Kaydence’s condition is one of a group of rare disorders called children’s interstitial lung disease (chILD). Interstitial refers to a small area or space in an organ or tissue.
“It is not one disease but a group of rare disorders,” reads an educational booklet for families, created by the Children’s Interstitial Lung Disease Foundation.
“Only in the recent past have doctors agreed on how to define and diagnose chILD,” the booklet said. “There is not yet an organized reporting system. That’s why it’s hard to know how many children have chILD and what their futures hold.”
Kaydence’s form of chILD is one of genetic abnormalities of surfactant.
For “about 50 percent of the cases, it’s a brand new (genetic) mutation,” Vece said of the protein C deficiency.
That’s the case for Kaydence, whose parents don’t carry the genetic trait for the disease.
Their three other children, daughters Justice, 14, and Lyric, 6, and son Lionell Jr., 11, are free of the disease.
Vece said he treats five patients with surfactant protein C deficiency, who live in the Houston area, but also serves as a second consult for several children out of state, such as Kaydence, because the condition is so seldom seen.
Kaydence’s doctor in New Orleans is Dr. Dean Edell, director of the Pediatric Pulmonary Division of Children’s Hospital.
Texas Children’s Hospital is part of a network of other medical centers and hospitals in the U.S. called the Children’s Interstitial Lung Disease Research Network.
The network’s goal is to develop a national database “with the ultimate goal of developing therapies for these rare diseases,” said Vece, who is also an assistant professor of pediatrics at Baylor College of Medicine.

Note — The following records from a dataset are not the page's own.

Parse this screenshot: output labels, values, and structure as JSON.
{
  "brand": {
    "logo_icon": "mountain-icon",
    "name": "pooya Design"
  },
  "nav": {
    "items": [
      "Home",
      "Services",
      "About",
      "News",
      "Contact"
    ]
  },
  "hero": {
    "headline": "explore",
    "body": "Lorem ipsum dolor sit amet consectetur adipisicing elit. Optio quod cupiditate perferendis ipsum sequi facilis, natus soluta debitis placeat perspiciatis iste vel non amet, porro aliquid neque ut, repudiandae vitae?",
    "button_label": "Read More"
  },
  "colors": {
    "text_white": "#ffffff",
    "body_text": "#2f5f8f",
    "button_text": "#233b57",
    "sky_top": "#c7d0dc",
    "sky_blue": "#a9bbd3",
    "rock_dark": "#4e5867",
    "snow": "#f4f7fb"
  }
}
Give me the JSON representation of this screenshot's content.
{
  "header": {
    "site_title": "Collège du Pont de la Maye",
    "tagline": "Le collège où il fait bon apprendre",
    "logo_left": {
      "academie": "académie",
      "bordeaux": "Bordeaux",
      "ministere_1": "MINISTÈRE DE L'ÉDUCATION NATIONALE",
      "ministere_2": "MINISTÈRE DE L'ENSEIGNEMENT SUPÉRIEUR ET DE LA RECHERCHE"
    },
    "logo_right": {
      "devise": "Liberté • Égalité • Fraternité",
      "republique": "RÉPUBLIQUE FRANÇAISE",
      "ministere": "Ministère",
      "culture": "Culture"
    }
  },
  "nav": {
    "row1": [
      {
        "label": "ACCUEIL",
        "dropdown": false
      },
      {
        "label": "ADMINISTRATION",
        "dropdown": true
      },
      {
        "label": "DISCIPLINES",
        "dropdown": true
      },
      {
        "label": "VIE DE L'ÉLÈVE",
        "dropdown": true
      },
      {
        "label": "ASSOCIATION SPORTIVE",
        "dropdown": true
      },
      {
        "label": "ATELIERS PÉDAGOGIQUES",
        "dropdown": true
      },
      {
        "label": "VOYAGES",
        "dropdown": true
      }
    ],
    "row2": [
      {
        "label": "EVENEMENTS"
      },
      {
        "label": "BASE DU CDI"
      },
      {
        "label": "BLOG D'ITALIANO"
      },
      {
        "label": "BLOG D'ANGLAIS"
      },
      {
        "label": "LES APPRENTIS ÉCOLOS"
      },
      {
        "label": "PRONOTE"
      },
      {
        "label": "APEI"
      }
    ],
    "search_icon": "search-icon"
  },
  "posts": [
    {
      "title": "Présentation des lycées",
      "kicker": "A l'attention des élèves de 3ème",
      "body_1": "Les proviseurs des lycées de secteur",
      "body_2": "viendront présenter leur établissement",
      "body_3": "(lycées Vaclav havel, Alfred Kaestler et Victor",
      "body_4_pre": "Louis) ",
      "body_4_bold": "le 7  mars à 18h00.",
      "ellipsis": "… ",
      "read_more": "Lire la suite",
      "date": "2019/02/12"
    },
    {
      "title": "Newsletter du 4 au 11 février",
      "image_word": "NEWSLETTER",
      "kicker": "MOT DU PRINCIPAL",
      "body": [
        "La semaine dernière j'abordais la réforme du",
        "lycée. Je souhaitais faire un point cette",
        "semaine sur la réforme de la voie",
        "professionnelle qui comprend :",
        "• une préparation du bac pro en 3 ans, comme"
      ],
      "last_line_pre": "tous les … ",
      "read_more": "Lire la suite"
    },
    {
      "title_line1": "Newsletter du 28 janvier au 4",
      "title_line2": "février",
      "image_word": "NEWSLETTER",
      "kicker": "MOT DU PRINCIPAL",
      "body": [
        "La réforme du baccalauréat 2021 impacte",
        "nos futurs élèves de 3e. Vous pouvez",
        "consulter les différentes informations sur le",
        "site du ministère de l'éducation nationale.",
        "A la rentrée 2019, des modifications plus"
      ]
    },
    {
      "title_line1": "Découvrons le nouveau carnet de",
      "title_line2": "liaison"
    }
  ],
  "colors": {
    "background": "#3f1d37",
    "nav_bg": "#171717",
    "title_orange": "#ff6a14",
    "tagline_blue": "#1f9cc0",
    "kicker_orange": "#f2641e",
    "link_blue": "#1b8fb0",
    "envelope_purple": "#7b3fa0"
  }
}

Now, though, because of her lung condition, Kaydence doesn’t leave the house except for doctor visits.
Kaydence is admitted to Children’s Hospital for three days every month for one of her medicines that is delivered intravenously, her mother said.
The family also takes her every couple of months to Texas Children’s Hospital for checkups and will be going next in late March.
Family members help with the other children when those doctor visits come up or when Faucheux needs to run errands.
Faucheux has found support, through the Internet, from other parents of children with surfactant protein C deficiency.
“It’s nice to talk to parents who are going through the same thing,” Faucheux said.
“She’s at a fun age right now ... she’s really spoiled,” Faucheux said of her youngest daughter.
Faucheux and her husband created a Facebook page for Kaydence, called “Prayers for Kaydence.”
The heart-warming pictures of Kaydence on the page were taken by Kaydence’s dad, since the little girl can’t be taken out to a photo studio.
Developmentally, Kaydence is doing fine. She’s rolling over and starting to crawl, her mother said.
“She never used to smile,” Faucheux said of her little girl.
But, she said, “she has been so much happier in the last couple of months,” Faucheux said. “She’s feeling better. She’s a happier baby.”